There were 60 variables in the dataset that had near zero variance. These variables were removed from the dataset. A lot of variables in the dataset have significant proportion of misssing (NA) data. A function NAprop was defined to find out which variables had >90% of the values as “NA”. These variables were identified and removed from the dataset.

The variables “X”, “raw_timestamp_part_1”, “raw_timestamp_part_2”, “cvtd_timestamp” were variables which were not good predictors as they are just increasing in value within a subject record with increase in time. These variables were also removed from the dataset.

## define a function to figure which variables have >90% of the values as NA
NAprop<-function(x, prop=0.9){
    num<-sum(is.na(x))
    propNA<-num/length(x)
    ifelse(propNA>prop, TRUE, FALSE)
}

# apply the function to the trainSet2 and get a dataframe as an output with the variable name and a logical vector indicating if the variable has >90% values NA
res<-as.data.frame(cbind(names(trainSet2),sapply(trainSet2, NAprop))) 
res2<-res[res$V2==FALSE,] # filter the res dataset to only include 

var<-as.character(res2$V1)# a vector of the column names to include in the dataset

trainSet3<-trainSet2[,var] # dataset with the variables that have significant prop of NAs removed

colrem<-c("X", "raw_timestamp_part_1", "raw_timestamp_part_2", "cvtd_timestamp", "num_window")
trainSet3<- trainSet3[,-which(names(trainSet3)%in% colrem)]## removes the specified named columns

Preparing Training and Validation datasets

Once the dataset with the required variables was finalized, the dataset was randomly split into 2 datasets; one with 70% of the observations was used as the training dataset whereas the other with 30% observations was used as the validation dataset. The resulting training dataset has 13870 observations whereas the validation dataset has 5752 observations.

library(caret)
set.seed(123)
intrain<-sample(2, nrow(trainSet3), prob=c(0.7,0.3), replace=TRUE)
training<-trainSet3[intrain==1,]
validation<-trainSet3[intrain==2,]

Modeling procedure selection and prediction

Once a clean dataset was obtained, correlation between the variables (predictors) in the dataset was determined for the numeric (not factor) predictors in the dataset.

trainingcor<-training
trainingcor$classe<-NULL# remove the y variable column
trainingcor$user_name<-NULL# remove the factor column
cor1<-round(cor(trainingcor),2)# prepare a correlation matrix
corrplot(cor1)

Figure-1 Correlation plot of the predictor variables Figure-1: Correlation of Predictor Variables

As seen in the plot there are several variables that are highly correlated (intense red and blue colors). Some regression techniques will not be able to handle such highly correlated variables. Classification methods like random forest which have the ability to be robust in the presence of correlated predictors would be suitable for modeling this data. A random forest model was fit to the training dataset. The results from the random forest fit are shown below.

library(randomForest)
library(caret)
set.seed(12345)
training<-na.omit(training)
modelFit1<-train(classe~.,data=training, method="rf")
modelFit1

The results of the model fit accuracy are presented below

The model was then applied to the validation dataset and the prediction accuracy of the model was checked.

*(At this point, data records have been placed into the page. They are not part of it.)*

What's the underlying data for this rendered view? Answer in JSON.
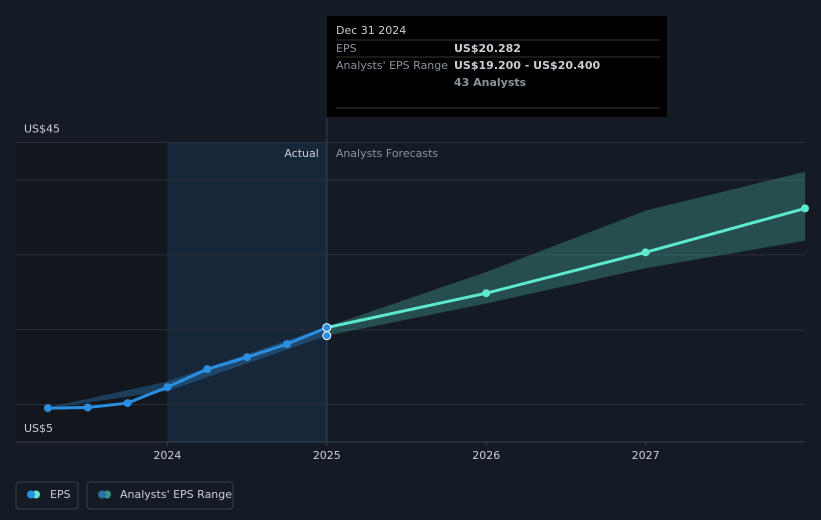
{
  "chart_data": {
    "type": "line",
    "x": [
      2023.25,
      2023.5,
      2023.75,
      2024,
      2024.25,
      2024.5,
      2024.75,
      2025,
      2026,
      2027,
      2028
    ],
    "series": [
      {
        "name": "EPS",
        "color": "#2a8fe0",
        "forecast_color": "#5ee8d0",
        "values": [
          9.53,
          9.6,
          10.2,
          12.33,
          14.73,
          16.33,
          18.07,
          20.282,
          24.87,
          30.33,
          36.2
        ]
      }
    ],
    "forecast_start": 2025,
    "range": {
      "name": "Analysts' EPS Range",
      "color": "#2a6fa8",
      "forecast_color": "#3e8f86",
      "x": [
        2023.25,
        2024,
        2025,
        2026,
        2027,
        2028
      ],
      "low": [
        9.5,
        11.8,
        19.2,
        23.5,
        28.2,
        31.9
      ],
      "high": [
        9.6,
        13.1,
        20.4,
        27.7,
        35.9,
        41.1
      ]
    },
    "xlim": [
      2023.05,
      2028
    ],
    "xticks": [
      2024,
      2025,
      2026,
      2027
    ],
    "ylim": [
      5,
      45
    ],
    "yticks": [
      {
        "value": 5,
        "label": "US$5"
      },
      {
        "value": 45,
        "label": "US$45"
      }
    ],
    "ygrid": [
      10,
      20,
      30,
      40
    ],
    "region_labels": {
      "actual": "Actual",
      "forecast": "Analysts Forecasts"
    },
    "tooltip": {
      "date": "Dec 31 2024",
      "eps_label": "EPS",
      "eps_value": "US$20.282",
      "range_label": "Analysts' EPS Range",
      "range_value": "US$19.200 - US$20.400",
      "analysts": "43 Analysts"
    }
  }
}
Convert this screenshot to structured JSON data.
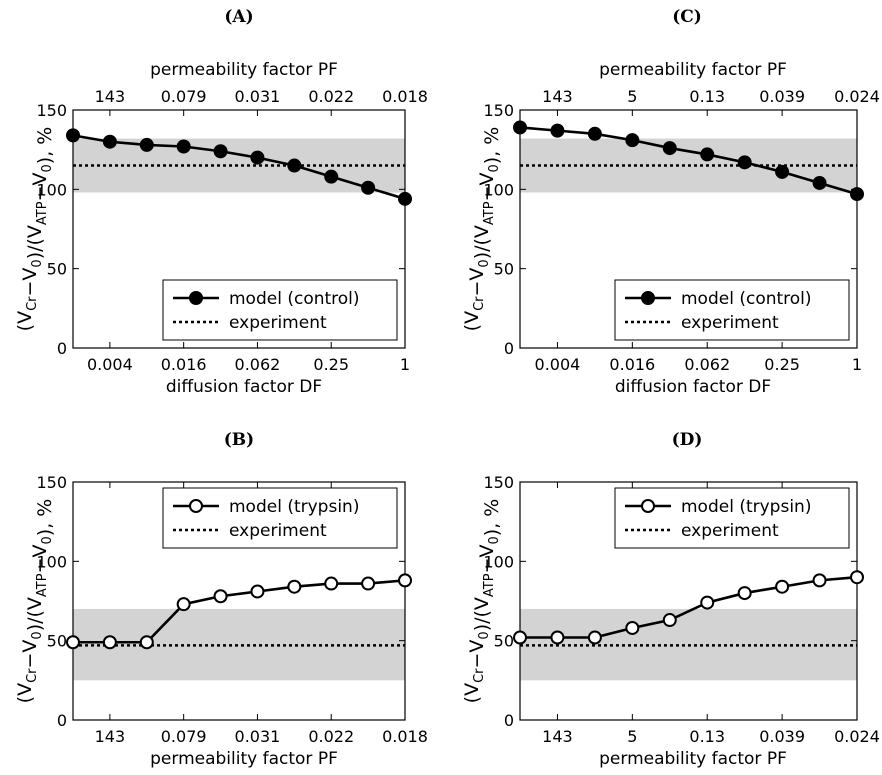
{
  "figure": {
    "y_label": {
      "main": "(V",
      "sub_cr": "Cr",
      "minus1": "−V",
      "sub_0a": "0",
      "mid": ")/(V",
      "sub_atp": "ATP",
      "minus2": "−V",
      "sub_0b": "0",
      "end": "), %"
    }
  },
  "colors": {
    "band": "#d3d3d3",
    "line": "#000000",
    "marker_filled": "#000000",
    "marker_open": "#ffffff"
  },
  "chart_data": [
    {
      "type": "line",
      "panel_label": "(A)",
      "top_axis_label": "permeability factor PF",
      "top_tick_labels": [
        "143",
        "0.079",
        "0.031",
        "0.022",
        "0.018"
      ],
      "bottom_axis_label": "diffusion factor DF",
      "bottom_tick_labels": [
        "0.004",
        "0.016",
        "0.062",
        "0.25",
        "1"
      ],
      "ylim": [
        0,
        150
      ],
      "y_ticks": [
        "0",
        "50",
        "100",
        "150"
      ],
      "experiment": {
        "value": 115,
        "band": [
          98,
          132
        ]
      },
      "series": [
        {
          "name": "model (control)",
          "marker": "filled",
          "x": [
            1,
            2,
            3,
            4,
            5,
            6,
            7,
            8,
            9,
            10
          ],
          "values": [
            134,
            130,
            128,
            127,
            124,
            120,
            115,
            108,
            101,
            94
          ]
        }
      ],
      "legend": {
        "entries": [
          "model (control)",
          "experiment"
        ],
        "position": "bottom-right"
      }
    },
    {
      "type": "line",
      "panel_label": "(C)",
      "top_axis_label": "permeability factor PF",
      "top_tick_labels": [
        "143",
        "5",
        "0.13",
        "0.039",
        "0.024"
      ],
      "bottom_axis_label": "diffusion factor DF",
      "bottom_tick_labels": [
        "0.004",
        "0.016",
        "0.062",
        "0.25",
        "1"
      ],
      "ylim": [
        0,
        150
      ],
      "y_ticks": [
        "0",
        "50",
        "100",
        "150"
      ],
      "experiment": {
        "value": 115,
        "band": [
          98,
          132
        ]
      },
      "series": [
        {
          "name": "model (control)",
          "marker": "filled",
          "x": [
            1,
            2,
            3,
            4,
            5,
            6,
            7,
            8,
            9,
            10
          ],
          "values": [
            139,
            137,
            135,
            131,
            126,
            122,
            117,
            111,
            104,
            97
          ]
        }
      ],
      "legend": {
        "entries": [
          "model (control)",
          "experiment"
        ],
        "position": "bottom-right"
      }
    },
    {
      "type": "line",
      "panel_label": "(B)",
      "bottom_axis_label": "permeability factor PF",
      "bottom_tick_labels": [
        "143",
        "0.079",
        "0.031",
        "0.022",
        "0.018"
      ],
      "ylim": [
        0,
        150
      ],
      "y_ticks": [
        "0",
        "50",
        "100",
        "150"
      ],
      "experiment": {
        "value": 47,
        "band": [
          25,
          70
        ]
      },
      "series": [
        {
          "name": "model (trypsin)",
          "marker": "open",
          "x": [
            1,
            2,
            3,
            4,
            5,
            6,
            7,
            8,
            9,
            10
          ],
          "values": [
            49,
            49,
            49,
            73,
            78,
            81,
            84,
            86,
            86,
            88
          ]
        }
      ],
      "legend": {
        "entries": [
          "model (trypsin)",
          "experiment"
        ],
        "position": "top-right"
      }
    },
    {
      "type": "line",
      "panel_label": "(D)",
      "bottom_axis_label": "permeability factor PF",
      "bottom_tick_labels": [
        "143",
        "5",
        "0.13",
        "0.039",
        "0.024"
      ],
      "ylim": [
        0,
        150
      ],
      "y_ticks": [
        "0",
        "50",
        "100",
        "150"
      ],
      "experiment": {
        "value": 47,
        "band": [
          25,
          70
        ]
      },
      "series": [
        {
          "name": "model (trypsin)",
          "marker": "open",
          "x": [
            1,
            2,
            3,
            4,
            5,
            6,
            7,
            8,
            9,
            10
          ],
          "values": [
            52,
            52,
            52,
            58,
            63,
            74,
            80,
            84,
            88,
            90
          ]
        }
      ],
      "legend": {
        "entries": [
          "model (trypsin)",
          "experiment"
        ],
        "position": "top-right"
      }
    }
  ]
}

pred<-predict(modelFit1,validation)
confusionMatrix(validation$classe,pred)

The results of the model fit accuracy for the validation dataset are presented below

Prediction of Test Cases

The final model was applied to the test dataset and used to predict the class of the test obserrvations.

pred2<-predict(modelFit1, testSet)
pred2

The predictions for the test cases are [1] B A B A A E D B A A B C B A E E A B B B Levels: A B C D E

All the test cases were accurately predicted by the model.